What is a Bayes factor and what counts as decisive evidence for an AEO trend?

A Bayes factor is a ratio of how much more likely the observed data is if the rate truly changed versus if it stayed flat. By convention, a Bayes factor above 100 is decisive. Between 10 and 100 is strong but not decisive. Below 10 means collect more data. Most AEO tools never compute this, which is why their dashboards generate a steady stream of false-positive movement claims.

Do I need a separate AEO test bed for ChatGPT, Gemini, Claude, and Perplexity?

The same statistical framework applies to all of them, but each model needs its own snapshot. Different models batch and sample differently, so kernel-level noise has different bounds. Different retrieval pipelines also surface different content, so citation rates and the prompts that anchor brand mentions are not interchangeable. Run the test bed per model and compare cross-model only at the trend-significance layer.

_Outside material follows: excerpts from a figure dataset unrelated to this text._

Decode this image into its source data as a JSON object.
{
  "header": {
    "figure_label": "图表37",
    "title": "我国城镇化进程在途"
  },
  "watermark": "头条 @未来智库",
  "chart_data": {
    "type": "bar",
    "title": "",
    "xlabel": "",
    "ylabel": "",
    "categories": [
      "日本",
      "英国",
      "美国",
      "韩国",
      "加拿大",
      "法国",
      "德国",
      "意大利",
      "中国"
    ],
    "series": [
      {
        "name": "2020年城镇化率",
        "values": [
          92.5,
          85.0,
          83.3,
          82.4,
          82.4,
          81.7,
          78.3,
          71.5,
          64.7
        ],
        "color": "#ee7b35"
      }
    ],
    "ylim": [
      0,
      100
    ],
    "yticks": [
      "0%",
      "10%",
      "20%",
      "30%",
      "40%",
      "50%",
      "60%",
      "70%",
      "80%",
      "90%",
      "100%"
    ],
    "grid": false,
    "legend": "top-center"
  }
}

How often should I run an AEO test bed snapshot?

Weekly is the floor for a sustained-shift test that needs three consecutive snapshots above the baseline credible interval. Daily is overkill for most B2B SaaS use cases because the buyer-query population does not move that fast. We run weekly snapshots at Discovered Labs and reserve daily snapshots for periods immediately after a major content or distribution change, when you want a tighter detection window.